The dot product is a fundamental concept in vector algebra. It calculates the product of two vectors and leads to a scalar value. This operation is crucial in finding the angle between vectors and projections between vectors.
When you have two vectors \( \mathbf{a} = \langle a_1, a_2, a_3 \rangle \) and \( \mathbf{b} = \langle b_1, b_2, b_3 \rangle \), their dot product is given by:

• \( \mathbf{a} \cdot \mathbf{b} = a_1 \times b_1 + a_2 \times b_2 + a_3 \times b_3 \)

This formula gives a scalar result, which is useful in various applications such as computing the projection of one vector onto another or determining orthogonality. For example, if the dot product equals zero, the vectors are orthogonal (perpendicular).
In our problem, the vector \( \mathbf{a} \) was \( \langle 3,0,-1 \rangle \) and the formula helped us find the expression for the dot product with vector \( \mathbf{b} \): \( 3b_1 - b_3 \). This equation became the basis for deriving further steps.

The magnitude of a vector, often denoted as \( \| \mathbf{a} \| \), measures the length or size of the vector. It's like finding the distance from the origin to the point represented by the vector.
For a vector \( \mathbf{a} = \langle a_1, a_2, a_3 \rangle \), the magnitude is calculated by:

• \( \| \mathbf{a} \| = \sqrt{a_1^2 + a_2^2 + a_3^2} \)

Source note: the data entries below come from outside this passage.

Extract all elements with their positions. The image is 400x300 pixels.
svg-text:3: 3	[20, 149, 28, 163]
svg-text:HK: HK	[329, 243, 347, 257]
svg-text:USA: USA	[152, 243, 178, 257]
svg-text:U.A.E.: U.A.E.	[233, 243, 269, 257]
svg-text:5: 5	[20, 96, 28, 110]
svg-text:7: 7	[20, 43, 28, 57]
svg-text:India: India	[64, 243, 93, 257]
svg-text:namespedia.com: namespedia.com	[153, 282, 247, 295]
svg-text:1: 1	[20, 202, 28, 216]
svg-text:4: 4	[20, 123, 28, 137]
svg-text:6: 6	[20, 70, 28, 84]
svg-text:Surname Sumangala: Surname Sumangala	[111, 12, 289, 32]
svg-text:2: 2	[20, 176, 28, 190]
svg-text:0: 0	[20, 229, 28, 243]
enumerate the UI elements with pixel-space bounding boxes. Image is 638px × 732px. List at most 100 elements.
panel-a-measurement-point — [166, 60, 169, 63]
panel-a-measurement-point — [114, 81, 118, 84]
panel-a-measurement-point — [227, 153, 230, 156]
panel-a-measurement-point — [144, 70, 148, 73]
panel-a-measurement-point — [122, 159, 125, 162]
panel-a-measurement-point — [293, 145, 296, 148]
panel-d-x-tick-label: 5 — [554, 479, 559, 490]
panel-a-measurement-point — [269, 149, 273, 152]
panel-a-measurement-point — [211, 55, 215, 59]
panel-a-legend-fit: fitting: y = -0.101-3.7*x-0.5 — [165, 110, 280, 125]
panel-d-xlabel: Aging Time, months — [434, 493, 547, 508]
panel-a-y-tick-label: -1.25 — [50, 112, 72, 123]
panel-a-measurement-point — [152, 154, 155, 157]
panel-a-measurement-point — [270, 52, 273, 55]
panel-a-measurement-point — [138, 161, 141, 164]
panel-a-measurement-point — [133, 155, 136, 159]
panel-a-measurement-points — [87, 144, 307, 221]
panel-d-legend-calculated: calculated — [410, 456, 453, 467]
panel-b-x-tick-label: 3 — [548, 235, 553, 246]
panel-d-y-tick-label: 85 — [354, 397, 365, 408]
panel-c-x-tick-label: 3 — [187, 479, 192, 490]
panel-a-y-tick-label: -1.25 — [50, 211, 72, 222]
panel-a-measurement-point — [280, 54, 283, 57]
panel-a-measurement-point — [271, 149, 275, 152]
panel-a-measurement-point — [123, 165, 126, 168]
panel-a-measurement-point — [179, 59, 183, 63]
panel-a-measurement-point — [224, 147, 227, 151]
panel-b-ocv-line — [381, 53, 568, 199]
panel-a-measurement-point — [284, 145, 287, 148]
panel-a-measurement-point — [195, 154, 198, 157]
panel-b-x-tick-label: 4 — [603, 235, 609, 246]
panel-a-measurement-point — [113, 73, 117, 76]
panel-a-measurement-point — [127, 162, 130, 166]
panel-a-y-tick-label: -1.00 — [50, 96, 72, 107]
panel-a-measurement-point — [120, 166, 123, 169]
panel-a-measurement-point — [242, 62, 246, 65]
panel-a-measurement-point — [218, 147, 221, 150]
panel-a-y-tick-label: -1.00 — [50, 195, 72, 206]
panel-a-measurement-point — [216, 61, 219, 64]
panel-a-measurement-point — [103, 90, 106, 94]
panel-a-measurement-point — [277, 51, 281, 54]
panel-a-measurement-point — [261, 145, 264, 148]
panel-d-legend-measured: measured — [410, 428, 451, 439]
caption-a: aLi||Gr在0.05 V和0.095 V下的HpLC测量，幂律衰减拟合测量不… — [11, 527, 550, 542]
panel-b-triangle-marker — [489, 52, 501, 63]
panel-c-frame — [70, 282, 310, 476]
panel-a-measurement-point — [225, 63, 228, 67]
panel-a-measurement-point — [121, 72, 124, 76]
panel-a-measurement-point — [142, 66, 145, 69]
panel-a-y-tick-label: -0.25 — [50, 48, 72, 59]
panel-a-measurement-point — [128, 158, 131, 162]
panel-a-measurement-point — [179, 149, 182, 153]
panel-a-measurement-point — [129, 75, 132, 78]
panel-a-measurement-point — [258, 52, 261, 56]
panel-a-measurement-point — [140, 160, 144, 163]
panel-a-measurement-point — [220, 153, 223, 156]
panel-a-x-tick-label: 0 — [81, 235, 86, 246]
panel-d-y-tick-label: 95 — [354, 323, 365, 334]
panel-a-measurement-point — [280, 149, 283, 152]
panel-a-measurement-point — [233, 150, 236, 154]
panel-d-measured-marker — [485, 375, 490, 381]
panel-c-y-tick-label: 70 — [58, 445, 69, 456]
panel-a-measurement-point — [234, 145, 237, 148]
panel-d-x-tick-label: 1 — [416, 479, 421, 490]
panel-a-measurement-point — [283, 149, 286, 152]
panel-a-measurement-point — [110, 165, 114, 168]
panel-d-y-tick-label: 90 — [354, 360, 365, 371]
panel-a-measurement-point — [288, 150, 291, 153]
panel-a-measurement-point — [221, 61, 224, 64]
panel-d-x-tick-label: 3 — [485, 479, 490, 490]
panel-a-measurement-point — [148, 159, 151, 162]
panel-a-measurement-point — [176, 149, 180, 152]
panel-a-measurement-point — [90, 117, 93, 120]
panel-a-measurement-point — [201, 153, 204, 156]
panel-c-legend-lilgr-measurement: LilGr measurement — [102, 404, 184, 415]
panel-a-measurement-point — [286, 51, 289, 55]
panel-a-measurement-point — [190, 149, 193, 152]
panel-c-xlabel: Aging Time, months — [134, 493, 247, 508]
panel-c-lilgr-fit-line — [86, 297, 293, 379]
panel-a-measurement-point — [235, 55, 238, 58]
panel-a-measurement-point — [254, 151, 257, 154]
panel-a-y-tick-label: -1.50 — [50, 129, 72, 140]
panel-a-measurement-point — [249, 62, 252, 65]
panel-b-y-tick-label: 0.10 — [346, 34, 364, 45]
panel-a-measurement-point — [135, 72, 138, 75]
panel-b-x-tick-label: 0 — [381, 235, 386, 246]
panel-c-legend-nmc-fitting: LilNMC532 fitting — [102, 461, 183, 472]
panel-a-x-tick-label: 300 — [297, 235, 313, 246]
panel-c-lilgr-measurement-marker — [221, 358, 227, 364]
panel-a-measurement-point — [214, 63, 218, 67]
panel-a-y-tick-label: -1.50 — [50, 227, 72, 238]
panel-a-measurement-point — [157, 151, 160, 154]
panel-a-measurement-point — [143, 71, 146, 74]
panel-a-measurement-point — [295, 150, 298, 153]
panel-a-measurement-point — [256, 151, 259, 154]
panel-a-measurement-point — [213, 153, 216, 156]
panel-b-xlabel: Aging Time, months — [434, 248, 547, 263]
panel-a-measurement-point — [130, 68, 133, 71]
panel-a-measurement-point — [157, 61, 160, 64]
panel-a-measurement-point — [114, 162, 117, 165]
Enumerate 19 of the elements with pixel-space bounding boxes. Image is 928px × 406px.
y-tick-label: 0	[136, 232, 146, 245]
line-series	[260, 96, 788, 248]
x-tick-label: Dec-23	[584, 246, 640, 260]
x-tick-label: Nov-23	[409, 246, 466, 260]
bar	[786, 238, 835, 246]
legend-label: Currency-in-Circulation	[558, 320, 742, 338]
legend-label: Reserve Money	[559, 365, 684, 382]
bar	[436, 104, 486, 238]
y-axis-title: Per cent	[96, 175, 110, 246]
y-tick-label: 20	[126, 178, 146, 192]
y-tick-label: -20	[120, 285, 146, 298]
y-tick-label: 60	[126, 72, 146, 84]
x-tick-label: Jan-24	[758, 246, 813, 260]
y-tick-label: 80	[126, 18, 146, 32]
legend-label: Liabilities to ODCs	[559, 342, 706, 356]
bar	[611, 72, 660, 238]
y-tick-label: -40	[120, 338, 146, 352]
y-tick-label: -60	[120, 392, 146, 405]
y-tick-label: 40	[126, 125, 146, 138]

This formula utilizes the Pythagorean theorem in three-dimensional space, providing an essential tool in navigation, physics, and engineering to understand how far a point is from the origin.
In our exercise, the magnitude of \( \mathbf{a} = \langle 3, 0, -1 \rangle \) was determined as \( \sqrt{10} \), a crucial step since it was used in calculating the component of \( \mathbf{b} \) in the direction of \( \mathbf{a} \). Understanding the magnitude helps bridge the transition from abstract vector concepts to real-world applications.

A vector equation is used to describe a line, plane, or solution set in vector form. It's an efficient way to express complex systems or conditions between vectors.
When solving vector problems, using vector equations allows us to express relationships clearly and concisely. Each element in an equation corresponds to a component in the vector, simplifying the algebraic process. In our given problem, by setting \( \text{comp}_{\mathbf{a}} \mathbf{b} \) to 2, we organized the information using a vector equation:

• \( \frac{\mathbf{a} \cdot \mathbf{b}}{\| \mathbf{a} \|} = 2 \)

This equation was solved for the dot product, helping to identify an entire set of possible vectors \( \mathbf{b} \).
The flexibility of vector equations allows for assigning a variable, such as \( b_1 = t \), leading to multiple solutions satisfying the condition. This adaptability is crucial in mathematics and engineering fields, highlighting the strength and usefulness of vector-based problem-solving methods.